Dr. Aliaa Remtilla is an anthropologist and filmmaker. She holds a Ph.D. in Social Anthropology with Visual Media from the University of Manchester (2012) where she also received her M.A. in Social Anthropology (2007). She completed her B.A. at Harvard University, concentrating in film production and the study of Islam (2005). Her Ph.D. research examines how Ismaili Muslims in the Tajik province of Badakhshan accommodate post-Soviet political and economic changes with the help of their Imam, the Aga Khan IV, and his development institution, the AKDN.

Dr. Remtilla’s publications include an article on how Tajik Ismailis engage with photographs of their Imam in The Journal for Persianate Societies. She presented her Ph.D. research at nearly a dozen conferences and organized two international one-day conferences, including one on temporal relations and change. She served as co-editor of the biannual online journal, Anthropology Matters, from 2011-2012. Dr. Remtilla is currently the director of a two-week residential summer school on Islam for Ismaili Muslim undergraduate students in the U.S.A., and is the academic advisor for the Institute of Ismaili Studies' International Training Program, supervising 35 adult students to write 5,000-word original research papers.

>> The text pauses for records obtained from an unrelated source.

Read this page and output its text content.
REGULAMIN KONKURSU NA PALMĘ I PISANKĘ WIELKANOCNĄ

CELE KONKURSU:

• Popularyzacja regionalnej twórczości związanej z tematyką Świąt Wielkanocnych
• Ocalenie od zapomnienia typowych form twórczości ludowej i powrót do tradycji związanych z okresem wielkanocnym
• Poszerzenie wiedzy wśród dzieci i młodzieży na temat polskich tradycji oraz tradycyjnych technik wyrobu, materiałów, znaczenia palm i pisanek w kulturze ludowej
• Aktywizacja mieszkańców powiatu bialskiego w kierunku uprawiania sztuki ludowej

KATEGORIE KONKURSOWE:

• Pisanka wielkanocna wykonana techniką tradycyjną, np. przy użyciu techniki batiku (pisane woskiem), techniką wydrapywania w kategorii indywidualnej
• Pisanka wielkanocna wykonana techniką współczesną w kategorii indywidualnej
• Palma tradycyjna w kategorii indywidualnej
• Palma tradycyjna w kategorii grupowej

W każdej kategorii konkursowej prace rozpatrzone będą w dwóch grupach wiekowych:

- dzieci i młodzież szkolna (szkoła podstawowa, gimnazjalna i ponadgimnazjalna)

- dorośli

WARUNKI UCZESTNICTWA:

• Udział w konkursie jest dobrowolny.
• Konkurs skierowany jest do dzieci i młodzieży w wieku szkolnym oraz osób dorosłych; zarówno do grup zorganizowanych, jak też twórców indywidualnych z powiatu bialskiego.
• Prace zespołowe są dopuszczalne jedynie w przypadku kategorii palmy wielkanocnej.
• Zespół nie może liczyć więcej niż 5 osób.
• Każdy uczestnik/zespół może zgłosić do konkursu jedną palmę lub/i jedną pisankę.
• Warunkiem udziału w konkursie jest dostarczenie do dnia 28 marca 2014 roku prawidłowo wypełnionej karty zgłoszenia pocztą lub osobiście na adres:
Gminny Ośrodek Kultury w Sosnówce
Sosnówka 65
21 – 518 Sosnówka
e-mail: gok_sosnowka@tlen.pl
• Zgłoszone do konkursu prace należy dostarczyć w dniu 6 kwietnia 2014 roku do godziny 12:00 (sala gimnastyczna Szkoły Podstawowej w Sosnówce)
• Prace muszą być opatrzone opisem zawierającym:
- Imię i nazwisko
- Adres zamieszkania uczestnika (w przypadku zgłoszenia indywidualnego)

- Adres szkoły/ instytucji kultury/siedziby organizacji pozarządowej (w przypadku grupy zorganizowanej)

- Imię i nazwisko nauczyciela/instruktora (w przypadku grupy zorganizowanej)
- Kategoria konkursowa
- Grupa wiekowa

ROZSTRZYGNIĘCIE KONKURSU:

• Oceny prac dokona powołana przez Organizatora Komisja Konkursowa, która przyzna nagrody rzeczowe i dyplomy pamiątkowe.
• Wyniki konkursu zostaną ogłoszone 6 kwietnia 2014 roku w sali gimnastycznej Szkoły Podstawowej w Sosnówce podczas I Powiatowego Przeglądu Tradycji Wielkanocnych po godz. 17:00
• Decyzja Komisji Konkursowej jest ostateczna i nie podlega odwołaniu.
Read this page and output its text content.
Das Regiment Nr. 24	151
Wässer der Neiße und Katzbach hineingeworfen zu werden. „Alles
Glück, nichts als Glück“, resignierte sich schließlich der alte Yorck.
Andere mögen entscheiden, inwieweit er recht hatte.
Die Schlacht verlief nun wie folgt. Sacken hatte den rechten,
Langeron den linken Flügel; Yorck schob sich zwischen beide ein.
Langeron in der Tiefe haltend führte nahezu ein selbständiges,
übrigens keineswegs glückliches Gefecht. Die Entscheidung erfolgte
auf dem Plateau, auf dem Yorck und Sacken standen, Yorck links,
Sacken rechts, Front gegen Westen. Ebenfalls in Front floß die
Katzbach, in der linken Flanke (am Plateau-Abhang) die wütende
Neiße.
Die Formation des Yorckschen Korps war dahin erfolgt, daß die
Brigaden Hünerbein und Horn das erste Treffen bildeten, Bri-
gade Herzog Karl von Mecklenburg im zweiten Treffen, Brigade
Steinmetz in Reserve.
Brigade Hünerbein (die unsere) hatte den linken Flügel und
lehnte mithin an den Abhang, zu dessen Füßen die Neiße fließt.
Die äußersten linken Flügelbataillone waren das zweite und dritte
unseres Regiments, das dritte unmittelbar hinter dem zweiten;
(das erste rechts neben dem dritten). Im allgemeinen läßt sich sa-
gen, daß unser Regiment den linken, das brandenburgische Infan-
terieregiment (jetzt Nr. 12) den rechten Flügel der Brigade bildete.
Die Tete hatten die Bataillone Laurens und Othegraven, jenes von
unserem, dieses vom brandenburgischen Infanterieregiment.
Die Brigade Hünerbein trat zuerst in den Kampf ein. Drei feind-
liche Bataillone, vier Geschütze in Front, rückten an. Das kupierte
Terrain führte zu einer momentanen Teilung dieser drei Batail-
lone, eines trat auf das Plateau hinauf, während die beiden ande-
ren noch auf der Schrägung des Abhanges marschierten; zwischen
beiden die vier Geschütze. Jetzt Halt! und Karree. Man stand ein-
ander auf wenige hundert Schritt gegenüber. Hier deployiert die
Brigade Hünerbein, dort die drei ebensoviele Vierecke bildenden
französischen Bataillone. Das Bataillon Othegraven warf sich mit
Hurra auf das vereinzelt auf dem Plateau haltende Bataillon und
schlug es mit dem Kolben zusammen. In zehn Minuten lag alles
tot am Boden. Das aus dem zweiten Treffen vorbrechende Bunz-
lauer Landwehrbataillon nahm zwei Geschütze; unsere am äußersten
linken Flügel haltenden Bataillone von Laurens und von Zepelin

Using her training as a filmmaker, Dr. Remtilla uses film as a representational medium to communicate her research findings with both academic and public audiences. Her most recent film, Bridging the Divide (2013), explores the the impact of the Aga Khan’s development work and spiritual influence on Tajik and Afghan Ismailis’ everyday lives. The film examines multiple layers of transnational kinship, demonstrating that human beings can be bridges, building connections based on a shared humanity without dissolving certain social and political differences that continue to be maintained.

Dr. Remtilla strives to combine her independent research with community outreach and collaborative projects.  She recently completed a study on Disaster Microfinance Management with the Aga Khan Agency for Microfinance, documenting the institution’s and its clients' responses to disasters in Kyrgyzstan and Pakistan.  She currently works as a scholar for the Ismaili Tariqah and Religious Education Board, U.S.A.  During her stay at the Centre, she will build on her Ph.D. research while exploring possibilities for further research on how economic systems and financial practices impact the ethical sensibilities of societies.